Just released, the rapid assessment report uses satellite imagery of land before and after the event, determining that the regions experienced 300,000 landslides, with an average landslide containing 1000t of soil.

The resulting 300 million tonnes of soil lost is estimated to be worth $1.5 billion. The impact was most severe on land with pasture and exotic forest plantations.

The report found a 90% reduced likelihood of land collapsing when covered in woody vegetation. 

But the outcome did depend upon the region being studied and type of vegetation.

In southern Hawke’s Bay, the likelihood of land collapse was reduced by 90% for indigenous forested area, and 80% for land covered with exotic forest. 

However, in northern Hawke’s Bay exotic forestry proved less effective, with a 60% reduction in collapse, against indigenous reducing risk by 90%.

Further north in the Tairāwhiti  region, however, the ability of exotic forestry to protect the land was even less at only 50% effective. 

Across northern Hawke’s Bay and Tairāwhiti, the report says, forestry management practices such as non-thinning of trees, thin soils, and multiple forestry rotations all contributed to a failure to hold land in place. 

In the Ngātapa-upper Wairoa catchment area, the likelihood of landslides in harvest forest was determined to be twice as likely as any other land cover. 

But the report’s findings were not limited to failings in forestry plantings alone, with the likelihood of landslides on 20-degree slopes greater on pastureland than on exotic forests in the Hawke’s Bay region. 

Further north in Gisborne, high producing grassland and exotic forest had similar likelihoods for land slippage. 

The report authors note that high producing grassland tended to be more susceptible than exotic forests to landslides, except in Gisborne coastal hill country.

The report’s authors have recommended more detailed field investigations to determine specific causes of forest plantation failure. 

But landslides in Tairāwhiti were found to be linked to land where plantations had been harvested, with those plantations being almost five times more likely to experience landslides compared to indigenous forest. That increased to more than 10 times the rate after the plantation had been harvested.

Of the 300 million tonnes of soil released, Esk Valley is estimated to have received about 6 million tonnes, with half of that dumped into waterways and 1.5 million tonnes laid on the river valley flood plain to an average depth of 80cm. 

According to the scientists’ models, if mature indigenous forest had been on that catchment’s highly erodible land areas, the mass of eroded soil would have reduced from 5.7 million tonnes to 4 million tonnes, with an average depth of sediment reduced by 30%, to 50cm.
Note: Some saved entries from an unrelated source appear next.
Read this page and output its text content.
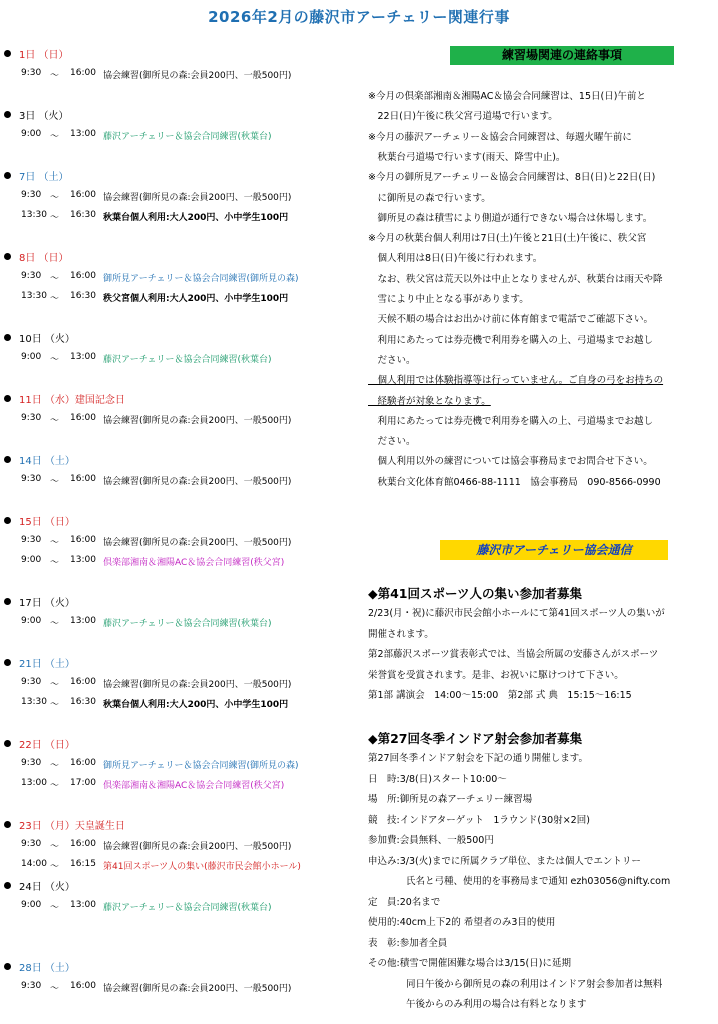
2026年2月の藤沢市アーチェリー関連行事
1日 （日）
9:30 ～ 16:00 協会練習(御所見の森:会員200円、一般500円)
3日 （火）
9:00 ～ 13:00 藤沢アーチェリー＆協会合同練習(秋葉台)
7日 （土）
9:30 ～ 16:00 協会練習(御所見の森:会員200円、一般500円)
13:30 ～ 16:30 秋葉台個人利用:大人200円、小中学生100円
8日 （日）
9:30 ～ 16:00 御所見アーチェリー＆協会合同練習(御所見の森)
13:30 ～ 16:30 秩父宮個人利用:大人200円、小中学生100円
10日 （火）
9:00 ～ 13:00 藤沢アーチェリー＆協会合同練習(秋葉台)
11日 （水）建国記念日
9:30 ～ 16:00 協会練習(御所見の森:会員200円、一般500円)
14日 （土）
9:30 ～ 16:00 協会練習(御所見の森:会員200円、一般500円)
15日 （日）
9:30 ～ 16:00 協会練習(御所見の森:会員200円、一般500円)
9:00 ～ 13:00 倶楽部湘南＆湘陽AC＆協会合同練習(秩父宮)
17日 （火）
9:00 ～ 13:00 藤沢アーチェリー＆協会合同練習(秋葉台)
21日 （土）
9:30 ～ 16:00 協会練習(御所見の森:会員200円、一般500円)
13:30 ～ 16:30 秋葉台個人利用:大人200円、小中学生100円
22日 （日）
9:30 ～ 16:00 御所見アーチェリー＆協会合同練習(御所見の森)
13:00 ～ 17:00 倶楽部湘南＆湘陽AC＆協会合同練習(秩父宮)
23日 （月）天皇誕生日
9:30 ～ 16:00 協会練習(御所見の森:会員200円、一般500円)
14:00 ～ 16:15 第41回スポーツ人の集い(藤沢市民会館小ホール)
24日 （火）
9:00 ～ 13:00 藤沢アーチェリー＆協会合同練習(秋葉台)
28日 （土）
9:30 ～ 16:00 協会練習(御所見の森:会員200円、一般500円)
練習場関連の連絡事項
※今月の倶楽部湘南＆湘陽AC＆協会合同練習は、15日(日)午前と
　22日(日)午後に秩父宮弓道場で行います。
※今月の藤沢アーチェリー＆協会合同練習は、毎週火曜午前に
　秋葉台弓道場で行います(雨天、降雪中止)。
※今月の御所見アーチェリー＆協会合同練習は、8日(日)と22日(日)
　に御所見の森で行います。
　御所見の森は積雪により側道が通行できない場合は休場します。
※今月の秋葉台個人利用は7日(土)午後と21日(土)午後に、秩父宮
　個人利用は8日(日)午後に行われます。
　なお、秩父宮は荒天以外は中止となりませんが、秋葉台は雨天や降
　雪により中止となる事があります。
　天候不順の場合はお出かけ前に体育館まで電話でご確認下さい。
　利用にあたっては券売機で利用券を購入の上、弓道場までお越し
　ださい。
　個人利用では体験指導等は行っていません。ご自身の弓をお持ちの
　経験者が対象となります。
　利用にあたっては券売機で利用券を購入の上、弓道場までお越し
　ださい。
　個人利用以外の練習については協会事務局までお問合せ下さい。
　秋葉台文化体育館0466-88-1111　協会事務局　090-8566-0990
藤沢市アーチェリー協会通信
◆第41回スポーツ人の集い参加者募集
2/23(月・祝)に藤沢市民会館小ホールにて第41回スポーツ人の集いが
開催されます。
第2部藤沢スポーツ賞表彰式では、当協会所属の安藤さんがスポーツ
栄誉賞を受賞されます。是非、お祝いに駆けつけて下さい。
第1部 講演会　14:00～15:00　第2部 式 典　15:15～16:15
◆第27回冬季インドア射会参加者募集
第27回冬季インドア射会を下記の通り開催します。
日　時:3/8(日)スタート10:00～
場　所:御所見の森アーチェリー練習場
競　技:インドアターゲット　1ラウンド(30射×2回)
参加費:会員無料、一般500円
申込み:3/3(火)までに所属クラブ単位、または個人でエントリー
　　　　氏名と弓種、使用的を事務局まで通知 ezh03056@nifty.com
定　員:20名まで
使用的:40cm上下2的 希望者のみ3目的使用
表　彰:参加者全員
その他:積雪で開催困難な場合は3/15(日)に延期
　　　　同日午後から御所見の森の利用はインドア射会参加者は無料
　　　　午後からのみ利用の場合は有料となります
The report only looked at satellite imagery that applied to land classes six and seven, which represent 70% of the land area in the affected regions.

Manu Caddie, spokesperson for Mana Taiao Tairāwhiti in Gisborne, said the research is a nail in the coffin for all unsustainable land use in the region, and highlights how specific Tairāwhiti-northern Hawke’s Bay  issues are.

“Crown policies supported land clearance over the past 150 years, now we need public policy that supports rapid restoration of permanent indigenous forest, with associated jobs and income to landowners.”

He said the results also challenge the current claims about transition forestry, where exotic plantings provide an initial income and cover for emerging native forests.

“The problems with that idea are that pine performs poorly compared to indigenous forests in terms of keeping the land in place. We can’t wait another 30 years, let alone 70-80 years, as some companies are proposing.”